Once you pay the cost, you can either climb one or two steps.
You need to find minimum cost to reach the top of the floor, and you can either start from the step with index 0, or the step with index 1.
- Note:
1. cost will have a length in the range [2, 1000].
2. Every cost[i] will be an integer in the range [0, 999].
- Examples:
Input: cost = [10, 15, 20]
Output: 15
Explanation: Cheapest is start on cost[1], pay that cost and go to the top.
Input: cost = [1, 100, 1, 1, 1, 100, 1, 1, 100, 1]
Output: 6
Explanation: Cheapest is start on cost[0], and only step on 1s, skipping cost[3].
- Analysis:
Let arr[i] is the minimal cost to arrive at step[i].

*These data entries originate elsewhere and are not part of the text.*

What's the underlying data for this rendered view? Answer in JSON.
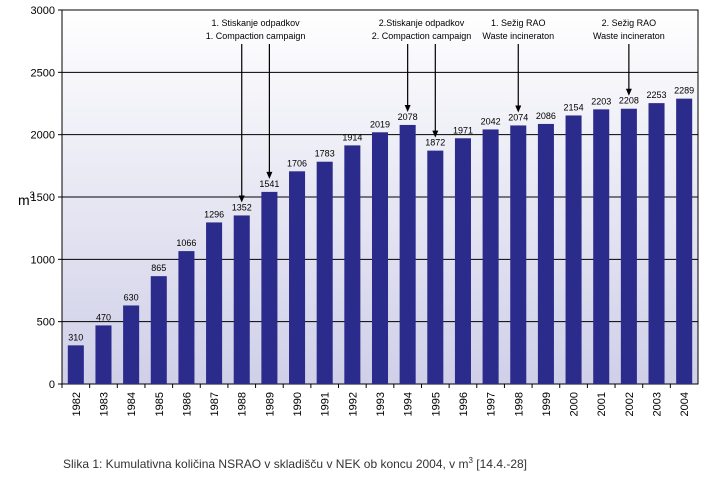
{
  "chart_data": {
    "type": "bar",
    "title": "",
    "xlabel": "",
    "ylabel": "m",
    "ylabel_superscript": "3",
    "ylim": [
      0,
      3000
    ],
    "yticks": [
      0,
      500,
      1000,
      1500,
      2000,
      2500,
      3000
    ],
    "grid": true,
    "categories": [
      "1982",
      "1983",
      "1984",
      "1985",
      "1986",
      "1987",
      "1988",
      "1989",
      "1990",
      "1991",
      "1992",
      "1993",
      "1994",
      "1995",
      "1996",
      "1997",
      "1998",
      "1999",
      "2000",
      "2001",
      "2002",
      "2003",
      "2004"
    ],
    "values": [
      310,
      470,
      630,
      865,
      1066,
      1296,
      1352,
      1541,
      1706,
      1783,
      1914,
      2019,
      2078,
      1872,
      1971,
      2042,
      2074,
      2086,
      2154,
      2203,
      2208,
      2253,
      2289
    ],
    "bar_color": "#2b2b8c",
    "annotations": [
      {
        "lines": [
          "1. Stiskanje odpadkov",
          "1. Compaction campaign"
        ],
        "arrows_to": [
          "1988",
          "1989"
        ]
      },
      {
        "lines": [
          "2.Stiskanje odpadkov",
          "2. Compaction campaign"
        ],
        "arrows_to": [
          "1994",
          "1995"
        ]
      },
      {
        "lines": [
          "1. Sežig RAO",
          "Waste incineraton"
        ],
        "arrows_to": [
          "1998"
        ]
      },
      {
        "lines": [
          "2. Sežig RAO",
          "Waste incineraton"
        ],
        "arrows_to": [
          "2002"
        ]
      }
    ]
  },
  "caption": {
    "text": "Slika 1: Kumulativna količina NSRAO v skladišču v NEK ob koncu 2004, v m",
    "superscript": "3",
    "suffix": " [14.4.-28]"
  }
}
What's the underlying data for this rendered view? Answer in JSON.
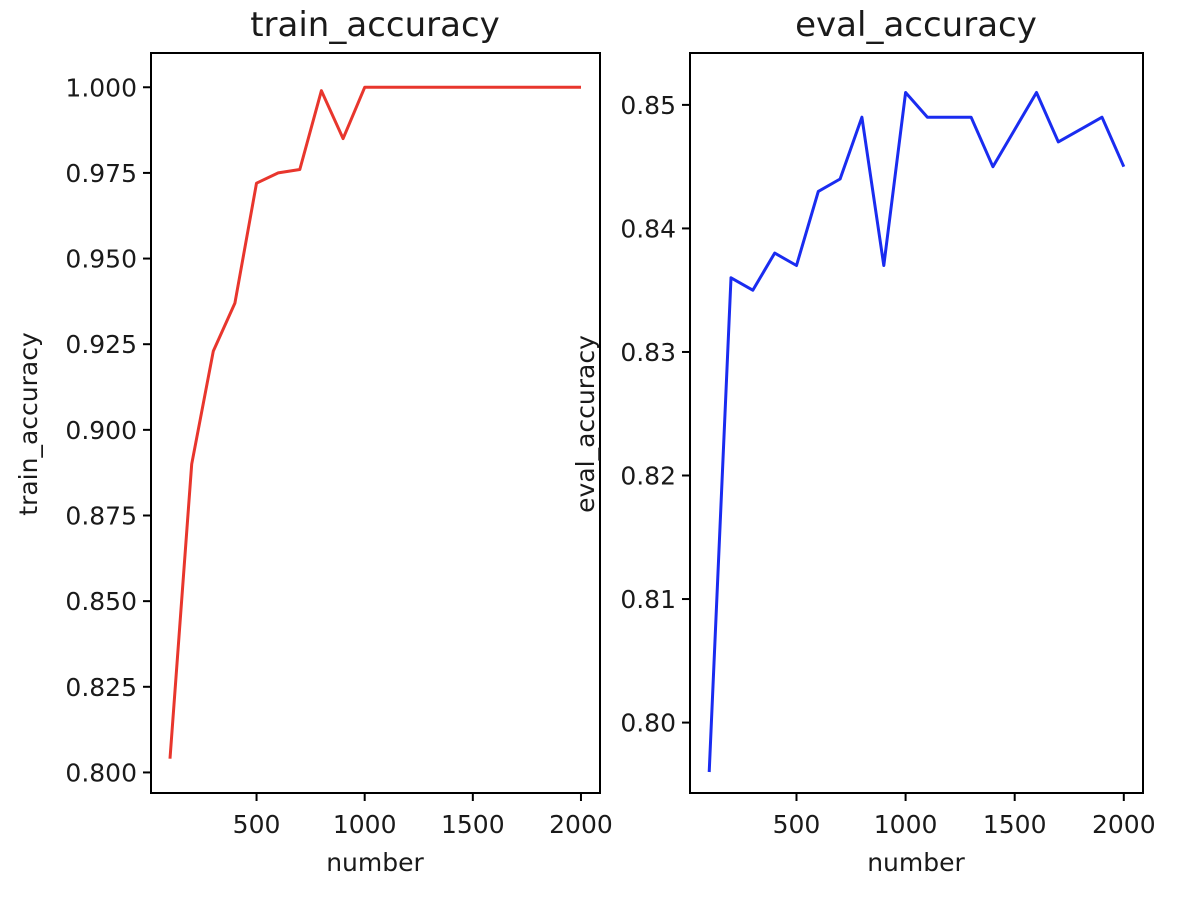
{
  "chart_data": [
    {
      "type": "line",
      "title": "train_accuracy",
      "xlabel": "number",
      "ylabel": "train_accuracy",
      "xlim": [
        12,
        2088
      ],
      "ylim": [
        0.794,
        1.01
      ],
      "xticks": [
        500,
        1000,
        1500,
        2000
      ],
      "xtick_labels": [
        "500",
        "1000",
        "1500",
        "2000"
      ],
      "yticks": [
        0.8,
        0.825,
        0.85,
        0.875,
        0.9,
        0.925,
        0.95,
        0.975,
        1.0
      ],
      "ytick_labels": [
        "0.800",
        "0.825",
        "0.850",
        "0.875",
        "0.900",
        "0.925",
        "0.950",
        "0.975",
        "1.000"
      ],
      "grid": false,
      "color": "#e8362d",
      "series": [
        {
          "x": [
            100,
            200,
            300,
            400,
            500,
            600,
            700,
            800,
            900,
            1000,
            1100,
            1200,
            1300,
            1400,
            1500,
            1600,
            1700,
            1800,
            1900,
            2000
          ],
          "y": [
            0.804,
            0.89,
            0.923,
            0.937,
            0.972,
            0.975,
            0.976,
            0.999,
            0.985,
            1.0,
            1.0,
            1.0,
            1.0,
            1.0,
            1.0,
            1.0,
            1.0,
            1.0,
            1.0,
            1.0
          ]
        }
      ]
    },
    {
      "type": "line",
      "title": "eval_accuracy",
      "xlabel": "number",
      "ylabel": "eval_accuracy",
      "xlim": [
        12,
        2088
      ],
      "ylim": [
        0.7943,
        0.8542
      ],
      "xticks": [
        500,
        1000,
        1500,
        2000
      ],
      "xtick_labels": [
        "500",
        "1000",
        "1500",
        "2000"
      ],
      "yticks": [
        0.8,
        0.81,
        0.82,
        0.83,
        0.84,
        0.85
      ],
      "ytick_labels": [
        "0.80",
        "0.81",
        "0.82",
        "0.83",
        "0.84",
        "0.85"
      ],
      "grid": false,
      "color": "#1a2cf0",
      "series": [
        {
          "x": [
            100,
            200,
            300,
            400,
            500,
            600,
            700,
            800,
            900,
            1000,
            1100,
            1200,
            1300,
            1400,
            1500,
            1600,
            1700,
            1800,
            1900,
            2000
          ],
          "y": [
            0.796,
            0.836,
            0.835,
            0.838,
            0.837,
            0.843,
            0.844,
            0.849,
            0.837,
            0.851,
            0.849,
            0.849,
            0.849,
            0.845,
            0.848,
            0.851,
            0.847,
            0.848,
            0.849,
            0.845
          ]
        }
      ]
    }
  ]
}
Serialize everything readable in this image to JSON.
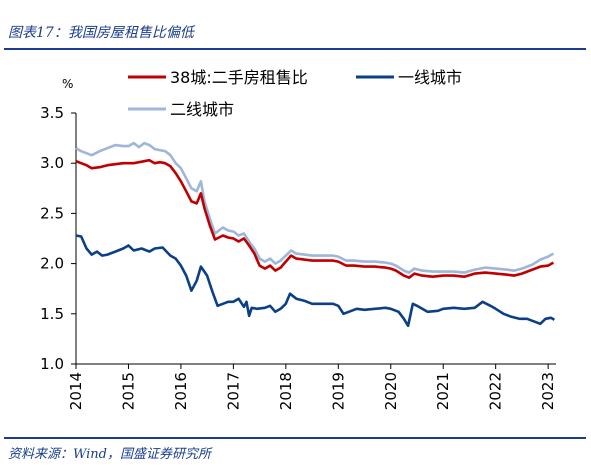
{
  "title": "图表17：我国房屋租售比偏低",
  "source": "资料来源：Wind，国盛证券研究所",
  "chart_data": {
    "type": "line",
    "ylabel": "%",
    "ylim": [
      1.0,
      3.5
    ],
    "yticks": [
      1.0,
      1.5,
      2.0,
      2.5,
      3.0,
      3.5
    ],
    "xlim": [
      2014.0,
      2023.15
    ],
    "xticks": [
      "2014",
      "2015",
      "2016",
      "2017",
      "2018",
      "2019",
      "2020",
      "2021",
      "2022",
      "2023"
    ],
    "grid": false,
    "legend": "top",
    "series": [
      {
        "name": "38城:二手房租售比",
        "color": "#c00000",
        "points": [
          [
            2014.0,
            3.02
          ],
          [
            2014.1,
            3.0
          ],
          [
            2014.2,
            2.98
          ],
          [
            2014.3,
            2.95
          ],
          [
            2014.45,
            2.96
          ],
          [
            2014.6,
            2.98
          ],
          [
            2014.75,
            2.99
          ],
          [
            2014.9,
            3.0
          ],
          [
            2015.0,
            3.0
          ],
          [
            2015.1,
            3.0
          ],
          [
            2015.2,
            3.01
          ],
          [
            2015.3,
            3.02
          ],
          [
            2015.4,
            3.03
          ],
          [
            2015.5,
            3.0
          ],
          [
            2015.6,
            3.01
          ],
          [
            2015.7,
            3.0
          ],
          [
            2015.8,
            2.97
          ],
          [
            2015.9,
            2.9
          ],
          [
            2016.0,
            2.82
          ],
          [
            2016.1,
            2.72
          ],
          [
            2016.2,
            2.62
          ],
          [
            2016.3,
            2.6
          ],
          [
            2016.38,
            2.7
          ],
          [
            2016.45,
            2.55
          ],
          [
            2016.55,
            2.38
          ],
          [
            2016.65,
            2.24
          ],
          [
            2016.8,
            2.28
          ],
          [
            2016.9,
            2.26
          ],
          [
            2017.0,
            2.25
          ],
          [
            2017.1,
            2.22
          ],
          [
            2017.2,
            2.25
          ],
          [
            2017.3,
            2.18
          ],
          [
            2017.4,
            2.1
          ],
          [
            2017.5,
            1.98
          ],
          [
            2017.6,
            1.95
          ],
          [
            2017.7,
            1.98
          ],
          [
            2017.8,
            1.93
          ],
          [
            2017.9,
            1.96
          ],
          [
            2018.0,
            2.02
          ],
          [
            2018.1,
            2.08
          ],
          [
            2018.2,
            2.05
          ],
          [
            2018.35,
            2.04
          ],
          [
            2018.5,
            2.03
          ],
          [
            2018.7,
            2.03
          ],
          [
            2018.9,
            2.03
          ],
          [
            2019.0,
            2.02
          ],
          [
            2019.15,
            1.98
          ],
          [
            2019.3,
            1.98
          ],
          [
            2019.5,
            1.97
          ],
          [
            2019.7,
            1.97
          ],
          [
            2019.9,
            1.96
          ],
          [
            2020.0,
            1.95
          ],
          [
            2020.1,
            1.93
          ],
          [
            2020.25,
            1.88
          ],
          [
            2020.35,
            1.86
          ],
          [
            2020.45,
            1.9
          ],
          [
            2020.6,
            1.88
          ],
          [
            2020.8,
            1.87
          ],
          [
            2021.0,
            1.88
          ],
          [
            2021.2,
            1.88
          ],
          [
            2021.4,
            1.87
          ],
          [
            2021.6,
            1.9
          ],
          [
            2021.8,
            1.91
          ],
          [
            2022.0,
            1.9
          ],
          [
            2022.2,
            1.89
          ],
          [
            2022.35,
            1.88
          ],
          [
            2022.5,
            1.9
          ],
          [
            2022.7,
            1.94
          ],
          [
            2022.85,
            1.97
          ],
          [
            2023.0,
            1.98
          ],
          [
            2023.1,
            2.01
          ]
        ]
      },
      {
        "name": "一线城市",
        "color": "#0b3f87",
        "points": [
          [
            2014.0,
            2.28
          ],
          [
            2014.1,
            2.27
          ],
          [
            2014.2,
            2.15
          ],
          [
            2014.3,
            2.09
          ],
          [
            2014.4,
            2.12
          ],
          [
            2014.5,
            2.08
          ],
          [
            2014.6,
            2.09
          ],
          [
            2014.75,
            2.12
          ],
          [
            2014.9,
            2.15
          ],
          [
            2015.0,
            2.18
          ],
          [
            2015.1,
            2.13
          ],
          [
            2015.25,
            2.15
          ],
          [
            2015.4,
            2.12
          ],
          [
            2015.5,
            2.15
          ],
          [
            2015.65,
            2.16
          ],
          [
            2015.8,
            2.08
          ],
          [
            2015.9,
            2.05
          ],
          [
            2016.0,
            1.98
          ],
          [
            2016.1,
            1.88
          ],
          [
            2016.2,
            1.73
          ],
          [
            2016.3,
            1.83
          ],
          [
            2016.38,
            1.97
          ],
          [
            2016.5,
            1.88
          ],
          [
            2016.6,
            1.72
          ],
          [
            2016.7,
            1.58
          ],
          [
            2016.8,
            1.6
          ],
          [
            2016.9,
            1.62
          ],
          [
            2017.0,
            1.62
          ],
          [
            2017.1,
            1.65
          ],
          [
            2017.2,
            1.57
          ],
          [
            2017.25,
            1.62
          ],
          [
            2017.3,
            1.48
          ],
          [
            2017.35,
            1.56
          ],
          [
            2017.45,
            1.55
          ],
          [
            2017.6,
            1.56
          ],
          [
            2017.7,
            1.58
          ],
          [
            2017.8,
            1.52
          ],
          [
            2017.9,
            1.55
          ],
          [
            2018.0,
            1.6
          ],
          [
            2018.08,
            1.7
          ],
          [
            2018.2,
            1.65
          ],
          [
            2018.35,
            1.63
          ],
          [
            2018.5,
            1.6
          ],
          [
            2018.7,
            1.6
          ],
          [
            2018.9,
            1.6
          ],
          [
            2019.0,
            1.58
          ],
          [
            2019.1,
            1.5
          ],
          [
            2019.2,
            1.52
          ],
          [
            2019.35,
            1.55
          ],
          [
            2019.5,
            1.54
          ],
          [
            2019.7,
            1.55
          ],
          [
            2019.9,
            1.56
          ],
          [
            2020.0,
            1.55
          ],
          [
            2020.15,
            1.52
          ],
          [
            2020.25,
            1.45
          ],
          [
            2020.33,
            1.38
          ],
          [
            2020.42,
            1.6
          ],
          [
            2020.5,
            1.58
          ],
          [
            2020.7,
            1.52
          ],
          [
            2020.9,
            1.53
          ],
          [
            2021.0,
            1.55
          ],
          [
            2021.2,
            1.56
          ],
          [
            2021.4,
            1.55
          ],
          [
            2021.6,
            1.56
          ],
          [
            2021.75,
            1.62
          ],
          [
            2021.9,
            1.58
          ],
          [
            2022.0,
            1.55
          ],
          [
            2022.15,
            1.5
          ],
          [
            2022.3,
            1.47
          ],
          [
            2022.45,
            1.45
          ],
          [
            2022.6,
            1.45
          ],
          [
            2022.75,
            1.42
          ],
          [
            2022.85,
            1.4
          ],
          [
            2022.95,
            1.45
          ],
          [
            2023.05,
            1.46
          ],
          [
            2023.12,
            1.44
          ]
        ]
      },
      {
        "name": "二线城市",
        "color": "#9fb6d8",
        "points": [
          [
            2014.0,
            3.15
          ],
          [
            2014.1,
            3.12
          ],
          [
            2014.2,
            3.1
          ],
          [
            2014.3,
            3.08
          ],
          [
            2014.45,
            3.12
          ],
          [
            2014.6,
            3.15
          ],
          [
            2014.75,
            3.18
          ],
          [
            2014.9,
            3.17
          ],
          [
            2015.0,
            3.17
          ],
          [
            2015.1,
            3.2
          ],
          [
            2015.2,
            3.16
          ],
          [
            2015.3,
            3.2
          ],
          [
            2015.4,
            3.18
          ],
          [
            2015.5,
            3.14
          ],
          [
            2015.6,
            3.13
          ],
          [
            2015.7,
            3.12
          ],
          [
            2015.8,
            3.08
          ],
          [
            2015.9,
            3.0
          ],
          [
            2016.0,
            2.95
          ],
          [
            2016.1,
            2.85
          ],
          [
            2016.2,
            2.75
          ],
          [
            2016.3,
            2.72
          ],
          [
            2016.38,
            2.82
          ],
          [
            2016.45,
            2.62
          ],
          [
            2016.55,
            2.45
          ],
          [
            2016.65,
            2.3
          ],
          [
            2016.8,
            2.36
          ],
          [
            2016.9,
            2.33
          ],
          [
            2017.0,
            2.32
          ],
          [
            2017.1,
            2.28
          ],
          [
            2017.2,
            2.3
          ],
          [
            2017.3,
            2.22
          ],
          [
            2017.4,
            2.15
          ],
          [
            2017.5,
            2.05
          ],
          [
            2017.6,
            2.02
          ],
          [
            2017.7,
            2.05
          ],
          [
            2017.8,
            2.0
          ],
          [
            2017.9,
            2.03
          ],
          [
            2018.0,
            2.08
          ],
          [
            2018.1,
            2.13
          ],
          [
            2018.2,
            2.1
          ],
          [
            2018.35,
            2.09
          ],
          [
            2018.5,
            2.08
          ],
          [
            2018.7,
            2.08
          ],
          [
            2018.9,
            2.08
          ],
          [
            2019.0,
            2.07
          ],
          [
            2019.15,
            2.03
          ],
          [
            2019.3,
            2.03
          ],
          [
            2019.5,
            2.02
          ],
          [
            2019.7,
            2.02
          ],
          [
            2019.9,
            2.01
          ],
          [
            2020.0,
            2.0
          ],
          [
            2020.1,
            1.98
          ],
          [
            2020.25,
            1.93
          ],
          [
            2020.35,
            1.91
          ],
          [
            2020.45,
            1.95
          ],
          [
            2020.6,
            1.93
          ],
          [
            2020.8,
            1.92
          ],
          [
            2021.0,
            1.92
          ],
          [
            2021.2,
            1.92
          ],
          [
            2021.4,
            1.91
          ],
          [
            2021.6,
            1.94
          ],
          [
            2021.8,
            1.96
          ],
          [
            2022.0,
            1.95
          ],
          [
            2022.2,
            1.94
          ],
          [
            2022.35,
            1.93
          ],
          [
            2022.5,
            1.95
          ],
          [
            2022.7,
            1.99
          ],
          [
            2022.85,
            2.04
          ],
          [
            2023.0,
            2.07
          ],
          [
            2023.1,
            2.1
          ]
        ]
      }
    ]
  }
}
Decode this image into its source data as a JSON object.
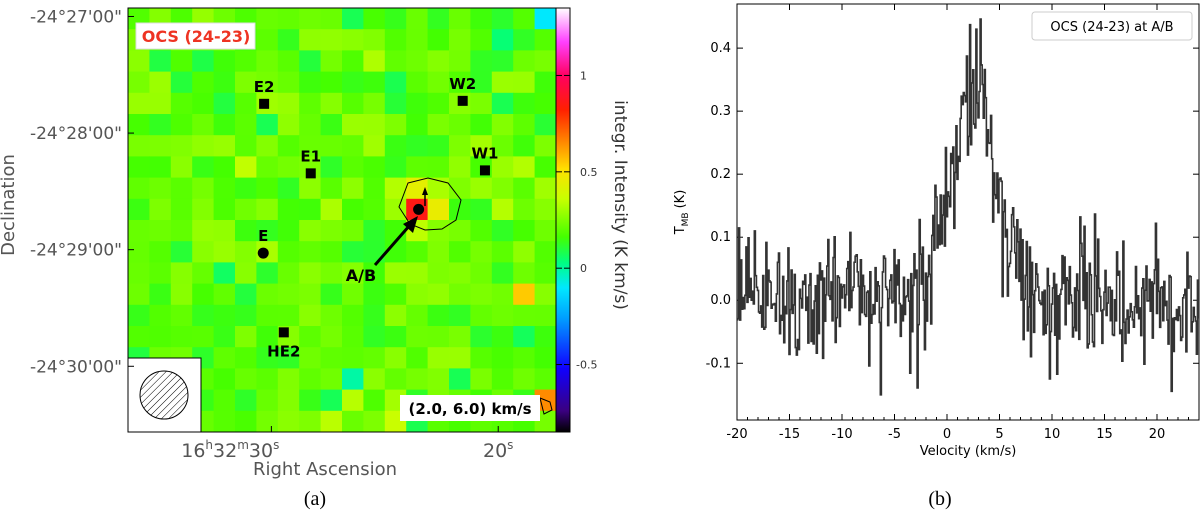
{
  "panels": {
    "a_caption": "(a)",
    "b_caption": "(b)"
  },
  "map": {
    "title": "OCS (24-23)",
    "title_color": "#ee3322",
    "xlabel": "Right Ascension",
    "ylabel": "Declination",
    "xticks": [
      {
        "label_h": "16",
        "label_m": "32",
        "label_s": "30",
        "pos": 0.335
      },
      {
        "label_s": "20",
        "pos": 0.865
      }
    ],
    "yticks": [
      {
        "label": "-24°27'00\"",
        "pos": 0.02
      },
      {
        "label": "-24°28'00\"",
        "pos": 0.295
      },
      {
        "label": "-24°29'00\"",
        "pos": 0.57
      },
      {
        "label": "-24°30'00\"",
        "pos": 0.845
      }
    ],
    "colorbar": {
      "label": "integr. Intensity (K km/s)",
      "ticks": [
        "1",
        "0.5",
        "0",
        "-0.5"
      ],
      "tick_values": [
        1.0,
        0.5,
        0.0,
        -0.5
      ],
      "vmin": -0.85,
      "vmax": 1.35
    },
    "velocity_range_label": "(2.0, 6.0) km/s",
    "sources": [
      {
        "name": "E2",
        "ra_frac": 0.318,
        "dec_frac": 0.226,
        "marker": "square"
      },
      {
        "name": "W2",
        "ra_frac": 0.782,
        "dec_frac": 0.219,
        "marker": "square"
      },
      {
        "name": "E1",
        "ra_frac": 0.427,
        "dec_frac": 0.39,
        "marker": "square"
      },
      {
        "name": "W1",
        "ra_frac": 0.834,
        "dec_frac": 0.383,
        "marker": "square"
      },
      {
        "name": "E",
        "ra_frac": 0.316,
        "dec_frac": 0.578,
        "marker": "circle"
      },
      {
        "name": "HE2",
        "ra_frac": 0.364,
        "dec_frac": 0.765,
        "marker": "square"
      },
      {
        "name": "A/B",
        "ra_frac": 0.679,
        "dec_frac": 0.475,
        "marker": "circle"
      }
    ],
    "arrow_label": "A/B"
  },
  "chart_data": [
    {
      "type": "heatmap",
      "title": "OCS (24-23)",
      "xlabel": "Right Ascension",
      "ylabel": "Declination",
      "unit": "K km/s",
      "background_value": 0.2,
      "peak_value": 0.85,
      "peak_source": "A/B",
      "contour_label": "A/B",
      "velocity_range": [
        2.0,
        6.0
      ]
    },
    {
      "type": "line",
      "title": "OCS (24-23) at A/B",
      "legend": "OCS (24-23) at A/B",
      "legend_position": "top-right",
      "xlabel": "Velocity (km/s)",
      "ylabel": "T_MB (K)",
      "ylabel_main": "T",
      "ylabel_sub": "MB",
      "ylabel_unit": "(K)",
      "xlim": [
        -20,
        24
      ],
      "ylim": [
        -0.19,
        0.47
      ],
      "xticks": [
        -20,
        -15,
        -10,
        -5,
        0,
        5,
        10,
        15,
        20
      ],
      "yticks": [
        -0.1,
        0.0,
        0.1,
        0.2,
        0.3,
        0.4
      ],
      "ytick_labels": [
        "-0.1",
        "0.0",
        "0.1",
        "0.2",
        "0.3",
        "0.4"
      ],
      "x_start": -20,
      "x_step": 0.1,
      "line_color": "#333333",
      "profile": {
        "type": "gaussian",
        "center": 2.6,
        "sigma": 2.1,
        "amplitude": 0.33,
        "noise": 0.05
      },
      "peak": {
        "x": 2.8,
        "y": 0.43
      },
      "minimum": {
        "x": -6.3,
        "y": -0.15
      }
    }
  ]
}
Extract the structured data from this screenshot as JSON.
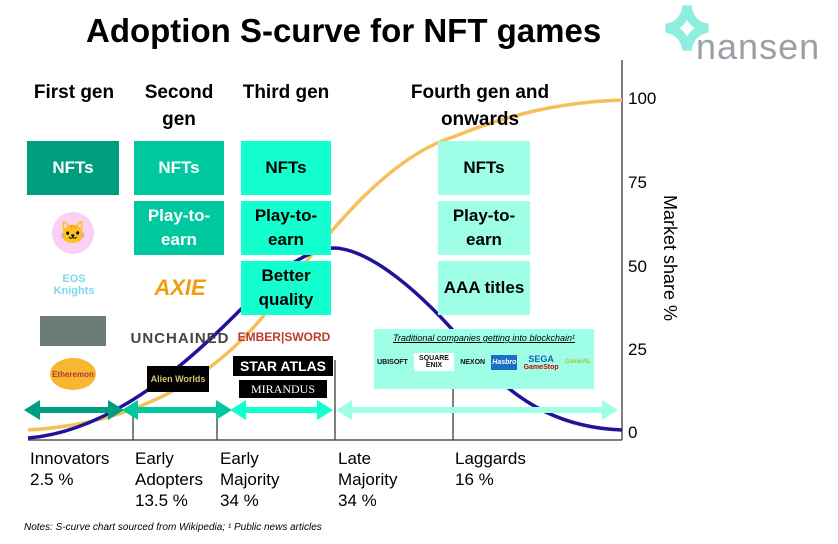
{
  "title": "Adoption S-curve for NFT games",
  "brand": "nansen",
  "generations": [
    {
      "label": "First gen",
      "features": [
        "NFTs"
      ],
      "logos": [
        "CryptoKitties",
        "EOS Knights",
        "Decentraland-like",
        "Etheremon"
      ]
    },
    {
      "label": "Second gen",
      "features": [
        "NFTs",
        "Play-to-earn"
      ],
      "logos": [
        "Axie Infinity",
        "Gods Unchained",
        "Alien Worlds"
      ]
    },
    {
      "label": "Third gen",
      "features": [
        "NFTs",
        "Play-to-earn",
        "Better quality"
      ],
      "logos": [
        "Ember Sword",
        "Star Atlas",
        "Mirandus"
      ]
    },
    {
      "label": "Fourth gen and onwards",
      "features": [
        "NFTs",
        "Play-to-earn",
        "AAA titles"
      ]
    }
  ],
  "traditional": {
    "title": "Traditional companies getting into blockchain¹",
    "logos": [
      "UBISOFT",
      "SQUARE ENIX",
      "NEXON",
      "Hasbro",
      "SEGA",
      "GameStop",
      "GameVIL"
    ]
  },
  "y_axis": {
    "label": "Market share %",
    "ticks": [
      "0",
      "25",
      "50",
      "75",
      "100"
    ]
  },
  "segments": [
    {
      "name": "Innovators",
      "pct": "2.5 %"
    },
    {
      "name": "Early Adopters",
      "pct": "13.5 %"
    },
    {
      "name": "Early Majority",
      "pct": "34 %"
    },
    {
      "name": "Late Majority",
      "pct": "34 %"
    },
    {
      "name": "Laggards",
      "pct": "16 %"
    }
  ],
  "notes": "Notes: S-curve chart sourced from Wikipedia; ¹ Public news articles",
  "colors": {
    "gen1": "#009e7e",
    "gen2": "#00c99f",
    "gen3": "#14ffd0",
    "gen4": "#9effe6",
    "s_curve": "#f5c05a",
    "bell": "#1f1499"
  }
}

The arr[i] = min(cost[i - 1] + arr[i - 1], cost[i - 2] + arr[i - 2])
- Code - Java:
class Solution {
public int minCostClimbingStairs(int[] cost) {
int len = cost.length;
int[] result = new int[len + 1];
for (int i = 2; i <= len; i++) {
result[i] = Math.min(cost[i - 1] + result[i - 1], cost[i - 2] + result[i - 2]);
}
return result[len];
}
}
- Code - C++:
class Solution {
public:
int minCostClimbingStairs(vector<int>& cost) {
int len = cost.size();
vector<int> result(len + 1, 0);
for (int i = 2; i <= len; i++) {
result[i] = min(cost[i - 1] + result[i - 1], cost[i - 2] + result[i - 2]);
}
return result[len];
}
};
- Code - Python:
class Solution(object):
def minCostClimbingStairs(self, cost):
"""
:type cost: List[int]
:rtype: int
"""
costLen = len(cost)
result = [0 for i in range (costLen + 1)]
for i in range(2, costLen + 1):
result[i] = min(cost[i - 1] + result[i - 1], cost[i - 2] + result[i - 2])
return result[costLen]
Time Complexity: O(N), N is the length of array cost
Space Complexity: O(N), N is the length of array cost